I'm looking at building a new system, and was waiting to see what happens with this chip and Intel's Arc Pro B70 card. I can't find ECC UDIMMs of 64GB per-stick to make 128GB, but I can put together two solo UDIMMs of 32GB or 48GB for $800 and $1000 per stick respectively.
I really want to see what enabling the L3 cache options in the BIOS do from a NUMA standpoint. I have some projects I want to work on where being able to even just simulate NUMA subdivisions would be highly useful.
1 reply →
You're basically me. I was mulling 48 vs 96, decided 200$ wasn't worth quibbling too much over and bought 96GB in August.
Feeling pretty chuffed now XD (though still sad because building a new PC is dumb when RAM costs more than a 24 core monster CPU)
1 reply →
Same... got 2x48 DDR5 for $304 back in February of 2025. Equivalent kits are going for $900-$1,100. Madness.
>Meanwhile I hope my AM4 will chug along a few more years.
I am fine with my 2 year old 128GB DDR4 for now. I will just upgrade the 14700K to 14900KS CPU and wait 2 more years.
Judging by the benchmarks newer CPUs aren't much better for multithreading workloads than 14900KS anyway, so it doesn't make a lot of sense to upgrade to newer CPUs, DDR5 and a new mobo.
After randomly breaking the AM4 CPU and motherboard in my 4 year old PC last year and seeing that at the time I'd spent almost a new PC to get new parts and rebuild it. Less if I wanted to do a complete rebuild myself but I'm over building PCs. I've done that for years.
It was an expensive mistake as I bought a few options to experiment including a NUC and an M4 Mac Mini but eventually bought a 9800X3D 5070Ti PC for <$2 and for no reason in particular I bought a 64GB DDR5-6000 kit for $200 in August or so. I checked recently and that kit is pushing $1000. I also bought a 4080 laptop and bought a 64GB kit and an extra SSD for it too last year.
That's pretty lucky given what's happened since. I don't claim any kind of foresight about what would happen.
I do kind of want to take the parts I have and build another AM4 PC. The 5900XT is not a bad option with 16 cores for ~$300 but my DDR4 RAM is almost useless because the best deals now are for combos of CPU + motherboard + RAM at steep discounts.
You can get some good deals on prebuilts still. Not as good as 6+ months ago but still not bad. Costco has a 5080 PC for $2300. There's no way I'm going overboard and building a 128GB+ PC right now.
I've seen multiple RAM spikes. We had one at the height of the crypto hysteria IIRC but this is significantly worse and is also impacting SSDs. I kinda wish I'd bought 1-2 4TB+ SSDs last year but oh well.
We're really waiting for the AI bubble to pop. Part of me think sthat'll be in the next year but it could stay irrational substantially longer than that.
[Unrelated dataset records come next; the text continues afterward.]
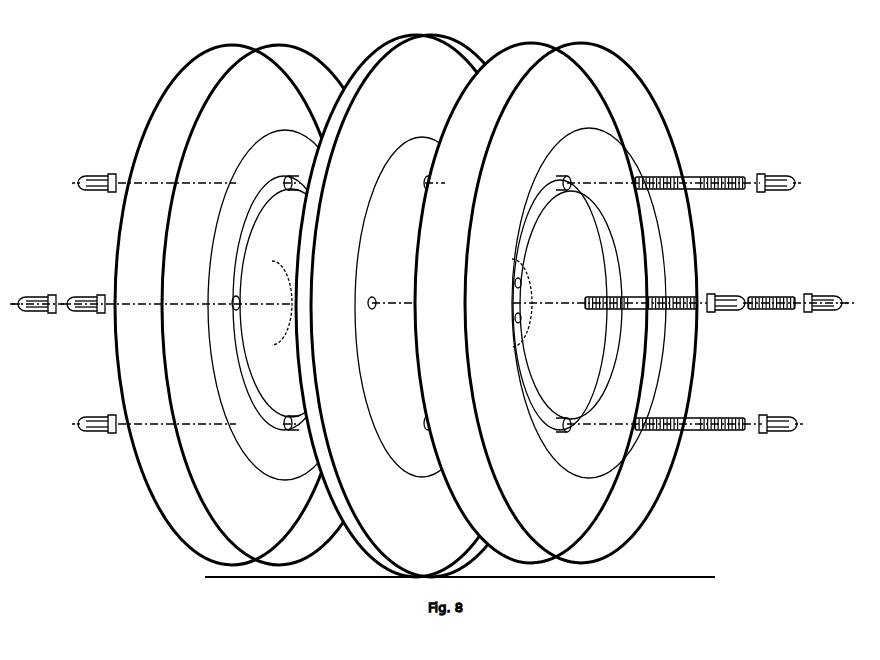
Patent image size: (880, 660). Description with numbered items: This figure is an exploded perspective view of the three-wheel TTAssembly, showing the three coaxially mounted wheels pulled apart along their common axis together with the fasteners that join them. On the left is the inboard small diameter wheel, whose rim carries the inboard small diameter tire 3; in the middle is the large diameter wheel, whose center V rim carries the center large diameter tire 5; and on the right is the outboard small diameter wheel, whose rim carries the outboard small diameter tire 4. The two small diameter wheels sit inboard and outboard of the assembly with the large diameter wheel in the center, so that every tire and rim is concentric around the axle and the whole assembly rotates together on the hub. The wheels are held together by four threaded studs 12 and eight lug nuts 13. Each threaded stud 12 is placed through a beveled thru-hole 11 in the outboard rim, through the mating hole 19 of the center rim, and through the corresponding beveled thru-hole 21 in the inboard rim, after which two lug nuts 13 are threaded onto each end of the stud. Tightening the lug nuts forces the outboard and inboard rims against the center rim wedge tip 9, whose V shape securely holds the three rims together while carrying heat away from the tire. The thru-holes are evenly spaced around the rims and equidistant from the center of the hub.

The inboard small diameter tire 3 is at (281, 71).
The outboard small diameter tire 4 is at (590, 68).
The center large diameter tire 5 is at (416, 75).
The center rim wedge tip 9 is at (406, 234).
The thru-hole in rim with beveled edge to accept lug nut 11 is at (571, 178).
The threaded stud 12 is at (694, 180).
The lug nut 13 is at (97, 175).
The center large diameter rim mating hole 19 is at (371, 298).
The thru-hole in rim with beveled edge to accept lug nut 21 is at (291, 176).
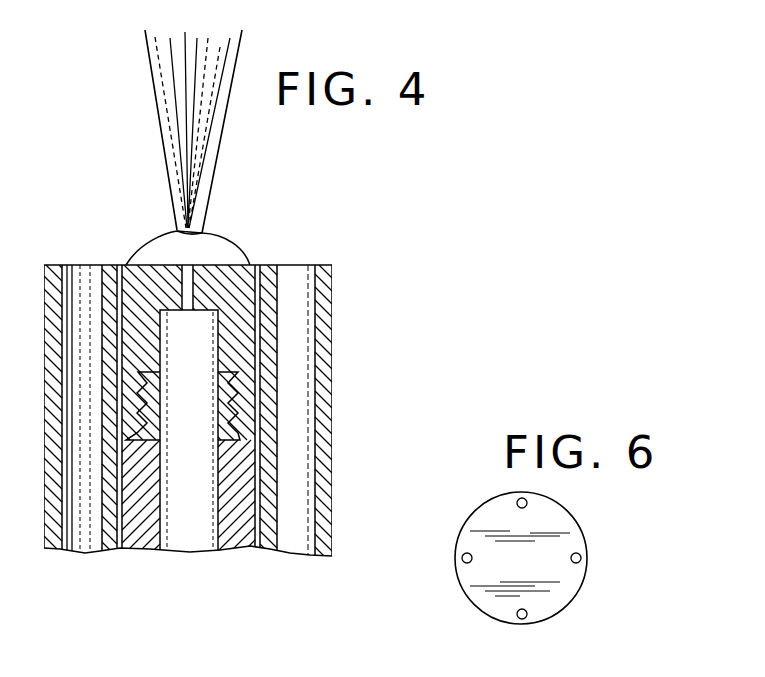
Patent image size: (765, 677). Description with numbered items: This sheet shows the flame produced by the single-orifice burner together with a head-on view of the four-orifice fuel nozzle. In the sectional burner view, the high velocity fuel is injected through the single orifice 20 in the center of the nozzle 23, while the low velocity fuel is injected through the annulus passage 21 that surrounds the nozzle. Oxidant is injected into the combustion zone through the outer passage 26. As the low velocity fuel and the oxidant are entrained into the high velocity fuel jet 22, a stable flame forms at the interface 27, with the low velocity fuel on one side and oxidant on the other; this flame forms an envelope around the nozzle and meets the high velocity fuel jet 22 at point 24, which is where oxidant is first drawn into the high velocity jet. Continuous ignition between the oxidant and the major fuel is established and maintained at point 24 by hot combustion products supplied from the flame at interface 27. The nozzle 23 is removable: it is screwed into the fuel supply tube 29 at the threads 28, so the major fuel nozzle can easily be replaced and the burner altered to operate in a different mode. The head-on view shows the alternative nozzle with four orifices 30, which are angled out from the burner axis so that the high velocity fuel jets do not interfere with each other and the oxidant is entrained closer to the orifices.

In FIG. 4, the single orifice 20 is at (193, 265).
In FIG. 4, the annulus passage 21 is at (258, 288).
In FIG. 4, the high velocity fuel jet 22 is at (160, 127).
In FIG. 4, the nozzle 23 is at (237, 333).
In FIG. 4, the point 24 is at (205, 232).
In FIG. 4, the passage 26 is at (312, 326).
In FIG. 4, the interface 27 is at (145, 248).
In FIG. 4, the threads 28 is at (232, 410).
In FIG. 4, the fuel supply tube 29 is at (233, 532).
In FIG. 6, the orifices 30 is at (581, 560).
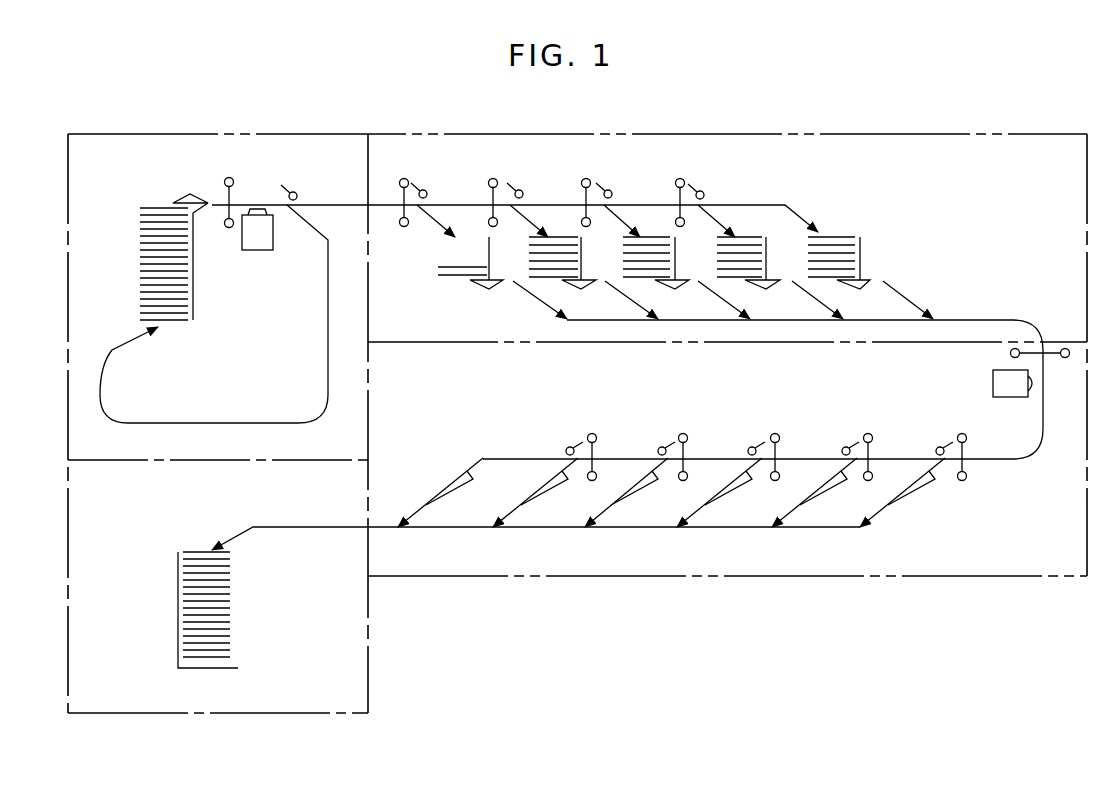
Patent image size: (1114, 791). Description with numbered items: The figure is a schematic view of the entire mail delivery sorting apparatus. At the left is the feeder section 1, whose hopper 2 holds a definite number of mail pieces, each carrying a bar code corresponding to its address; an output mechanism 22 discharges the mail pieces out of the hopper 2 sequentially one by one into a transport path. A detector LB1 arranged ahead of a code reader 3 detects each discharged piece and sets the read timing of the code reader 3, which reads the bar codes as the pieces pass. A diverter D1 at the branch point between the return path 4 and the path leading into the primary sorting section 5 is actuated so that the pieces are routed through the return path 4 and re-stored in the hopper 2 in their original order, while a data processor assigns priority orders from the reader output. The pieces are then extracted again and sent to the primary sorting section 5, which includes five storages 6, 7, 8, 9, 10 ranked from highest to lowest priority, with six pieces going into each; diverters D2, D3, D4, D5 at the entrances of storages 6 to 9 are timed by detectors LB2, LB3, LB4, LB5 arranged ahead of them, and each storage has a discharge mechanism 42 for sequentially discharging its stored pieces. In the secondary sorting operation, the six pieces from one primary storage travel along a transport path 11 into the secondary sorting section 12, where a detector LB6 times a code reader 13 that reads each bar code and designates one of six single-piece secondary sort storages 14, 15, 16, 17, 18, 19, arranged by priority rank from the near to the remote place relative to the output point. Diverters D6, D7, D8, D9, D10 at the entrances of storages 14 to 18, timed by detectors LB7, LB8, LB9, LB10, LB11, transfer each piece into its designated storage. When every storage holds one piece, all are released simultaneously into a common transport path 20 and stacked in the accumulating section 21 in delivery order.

The feeder section 1 is at (100, 150).
The hopper 2 is at (140, 282).
The code reader 3 is at (273, 240).
The return path 4 is at (216, 423).
The primary sorting section 5 is at (877, 144).
The storage 6 is at (436, 277).
The storage 7 is at (529, 258).
The storage 8 is at (623, 258).
The storage 9 is at (717, 258).
The storage 10 is at (808, 258).
The transport path 11 is at (1013, 320).
The secondary sorting section 12 is at (880, 580).
The code reader 13 is at (993, 385).
The secondary sort storage 14 is at (910, 492).
The secondary sort storage 15 is at (820, 492).
The secondary sort storage 16 is at (727, 492).
The secondary sort storage 17 is at (637, 492).
The secondary sort storage 18 is at (549, 492).
The secondary sort storage 19 is at (455, 492).
The common transport path 20 is at (293, 530).
The accumulating section 21 is at (232, 617).
The output mechanism 22 is at (190, 194).
The discharge mechanism 42 is at (480, 289).
The detector LB1 is at (229, 178).
The detector LB2 is at (403, 178).
The detector LB3 is at (492, 178).
The detector LB4 is at (585, 178).
The detector LB5 is at (679, 178).
The detector LB6 is at (1052, 358).
The detector LB7 is at (961, 433).
The detector LB8 is at (867, 433).
The detector LB9 is at (774, 433).
The detector LB10 is at (682, 433).
The detector LB11 is at (591, 433).
The diverter D1 is at (286, 182).
The diverter D2 is at (428, 188).
The diverter D3 is at (524, 188).
The diverter D4 is at (614, 188).
The diverter D5 is at (706, 188).
The diverter D6 is at (938, 447).
The diverter D7 is at (843, 447).
The diverter D8 is at (749, 447).
The diverter D9 is at (659, 447).
The diverter D10 is at (568, 447).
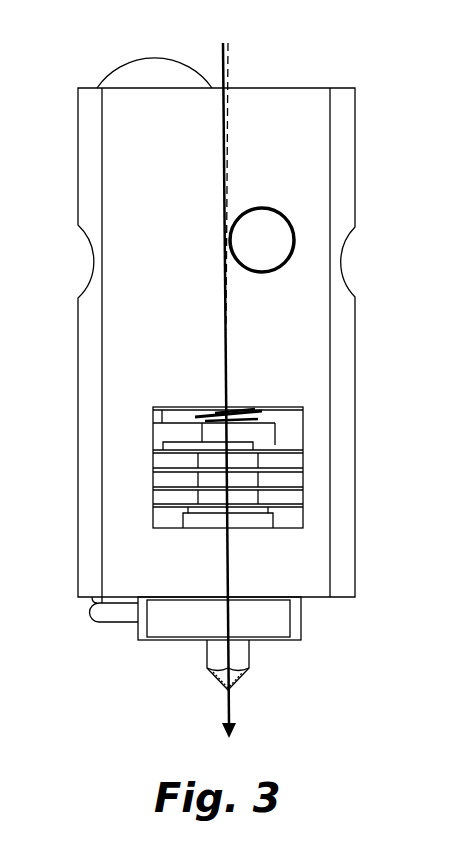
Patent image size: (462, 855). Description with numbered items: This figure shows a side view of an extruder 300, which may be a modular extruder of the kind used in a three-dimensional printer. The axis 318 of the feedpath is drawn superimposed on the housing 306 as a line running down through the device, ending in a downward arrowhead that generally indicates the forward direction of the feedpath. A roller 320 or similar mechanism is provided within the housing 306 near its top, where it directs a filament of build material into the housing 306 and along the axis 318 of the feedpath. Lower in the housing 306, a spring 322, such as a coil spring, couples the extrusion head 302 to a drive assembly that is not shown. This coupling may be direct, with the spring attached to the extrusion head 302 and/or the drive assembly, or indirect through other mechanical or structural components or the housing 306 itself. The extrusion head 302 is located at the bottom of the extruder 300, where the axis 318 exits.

The extruder 300 is at (406, 170).
The extrusion head 302 is at (251, 670).
The housing 306 is at (356, 390).
The axis 318 is at (232, 63).
The roller 320 is at (128, 62).
The spring 322 is at (201, 410).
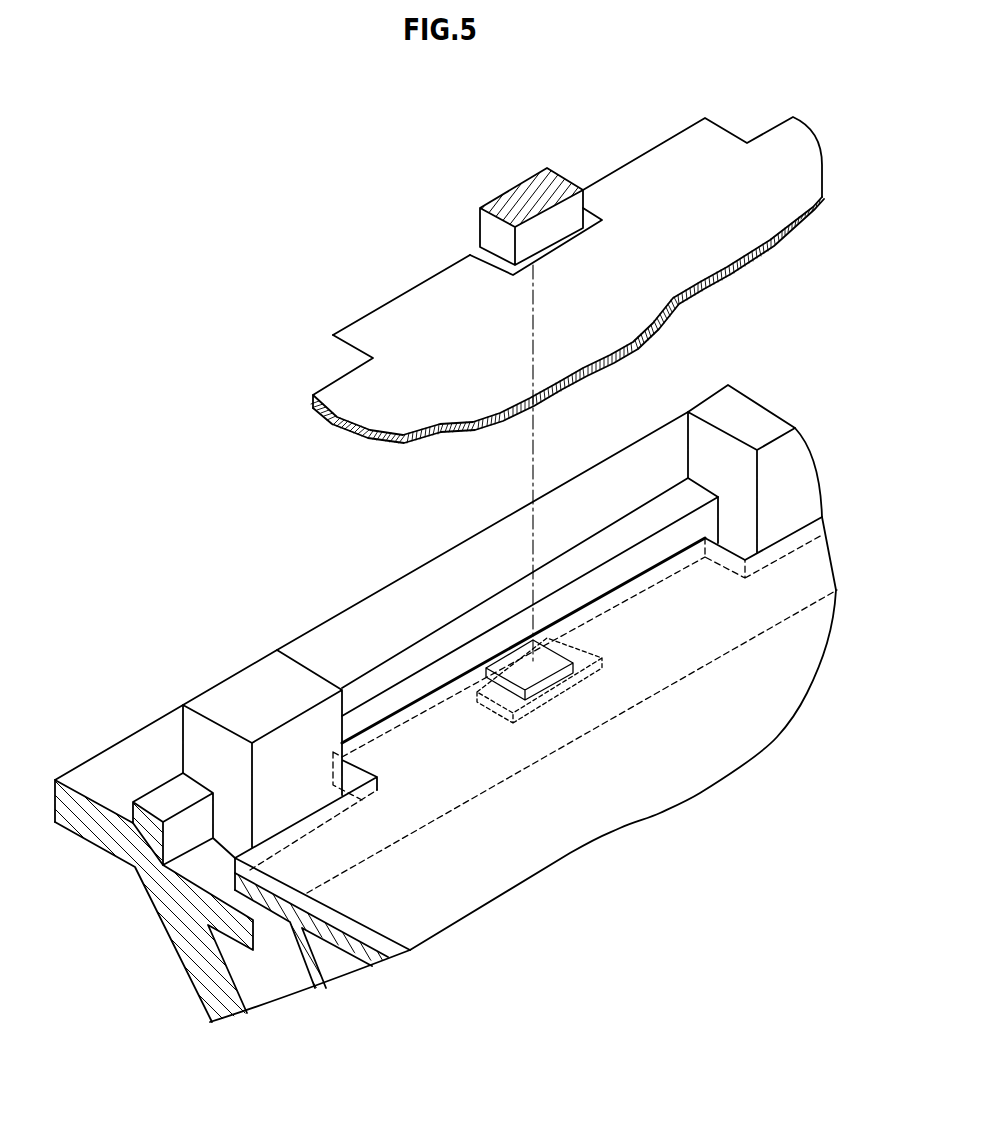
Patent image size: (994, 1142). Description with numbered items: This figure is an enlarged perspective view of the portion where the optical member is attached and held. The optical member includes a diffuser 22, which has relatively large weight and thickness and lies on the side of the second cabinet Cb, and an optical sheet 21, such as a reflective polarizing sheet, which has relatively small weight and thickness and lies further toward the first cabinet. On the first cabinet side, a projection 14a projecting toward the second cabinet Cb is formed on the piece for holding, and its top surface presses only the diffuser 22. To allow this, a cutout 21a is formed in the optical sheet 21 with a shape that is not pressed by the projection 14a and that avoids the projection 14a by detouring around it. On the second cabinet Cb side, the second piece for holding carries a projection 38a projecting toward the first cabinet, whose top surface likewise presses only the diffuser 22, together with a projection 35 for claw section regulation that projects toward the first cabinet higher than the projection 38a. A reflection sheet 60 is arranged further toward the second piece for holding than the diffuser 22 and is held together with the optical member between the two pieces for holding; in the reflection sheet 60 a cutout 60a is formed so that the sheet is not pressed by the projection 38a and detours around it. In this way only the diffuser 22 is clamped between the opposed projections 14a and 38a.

The projection 14a is at (479, 226).
The optical sheet 21 is at (393, 340).
The cutout 21a is at (472, 255).
The diffuser 22 is at (447, 905).
The projection 35 is at (757, 418).
The projection 38a is at (510, 655).
The reflection sheet 60 is at (327, 955).
The cutout 60a is at (568, 645).
The second cabinet Cb is at (127, 757).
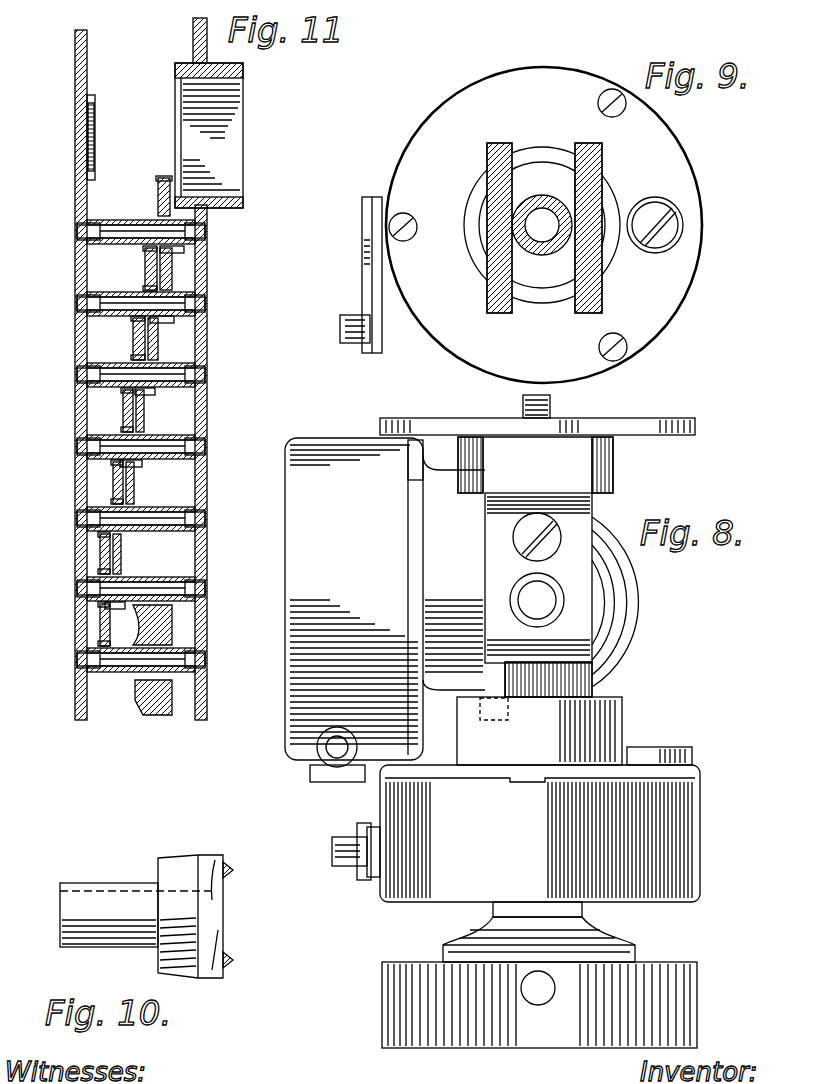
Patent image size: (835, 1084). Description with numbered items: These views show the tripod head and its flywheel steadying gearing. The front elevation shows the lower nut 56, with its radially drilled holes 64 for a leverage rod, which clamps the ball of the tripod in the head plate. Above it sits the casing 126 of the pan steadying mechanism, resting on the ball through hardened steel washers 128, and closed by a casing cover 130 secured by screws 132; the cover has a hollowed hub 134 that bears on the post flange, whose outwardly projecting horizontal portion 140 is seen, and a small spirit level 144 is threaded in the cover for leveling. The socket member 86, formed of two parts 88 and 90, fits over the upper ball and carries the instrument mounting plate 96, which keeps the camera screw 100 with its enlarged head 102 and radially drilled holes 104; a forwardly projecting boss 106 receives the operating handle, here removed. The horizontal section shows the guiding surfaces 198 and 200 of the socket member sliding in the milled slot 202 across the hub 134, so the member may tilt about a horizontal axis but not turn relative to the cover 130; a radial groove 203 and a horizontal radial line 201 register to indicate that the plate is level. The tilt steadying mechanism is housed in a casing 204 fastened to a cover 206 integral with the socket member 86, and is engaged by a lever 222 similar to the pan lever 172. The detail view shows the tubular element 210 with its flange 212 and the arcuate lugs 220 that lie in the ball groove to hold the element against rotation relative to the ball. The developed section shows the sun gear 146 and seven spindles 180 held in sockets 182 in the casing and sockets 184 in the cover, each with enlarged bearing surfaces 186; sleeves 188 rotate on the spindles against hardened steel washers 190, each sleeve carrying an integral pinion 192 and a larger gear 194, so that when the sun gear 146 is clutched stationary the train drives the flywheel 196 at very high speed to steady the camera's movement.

The C30 64GB kits are nearly impossible to buy now, so, well done. Got one in September '23 for ~$380 AUD, on the rare occasions it's available today it's been over $1600 AUD.
I upgraded my UPS to a sine interactive unit to minimise the risk of it dying to bad power while the market is so crazy...
Oh man. I am running computations on my server that involve computing geodesic distances with the heat method. The job turns out to be a L3 cache thrasher, leaving my cpus underutilized for multi worker jobs .... 208mb instead of my 25 per socket sounds amazing
Back in 2004 my PC RAM was 256. My relative's laptop had 128. That's crazy when a modern CPU cache can theoretically host an OS (or even multiple OSes) from early 2000s.
The Power4 MCM had 128 MB cache in 2001. The G4 TiBook sold the same year came with 128 MB of system RAM base, and OS X supported 64 MB configurations for a few years after this.
The RAM prices are so high and the storage is also getting more expensive every day, so we're forced to fit everything inside the CPU cache as a solution! /s
It would be interesting if it allowed to use the cache as ram and could boot without any sticks on the motherboard.
2 replies →
Crazy to think that my first personal computer's entire storage (was 160MB IIRC?) could fit into the L3 of a single consumer CPU!
It's probably not possible architecturally, but it would be amusing to see an entire early 90's OS running entirely in the CPU's cache.
https://github.com/coreboot/coreboot/blob/main/src/soc/intel...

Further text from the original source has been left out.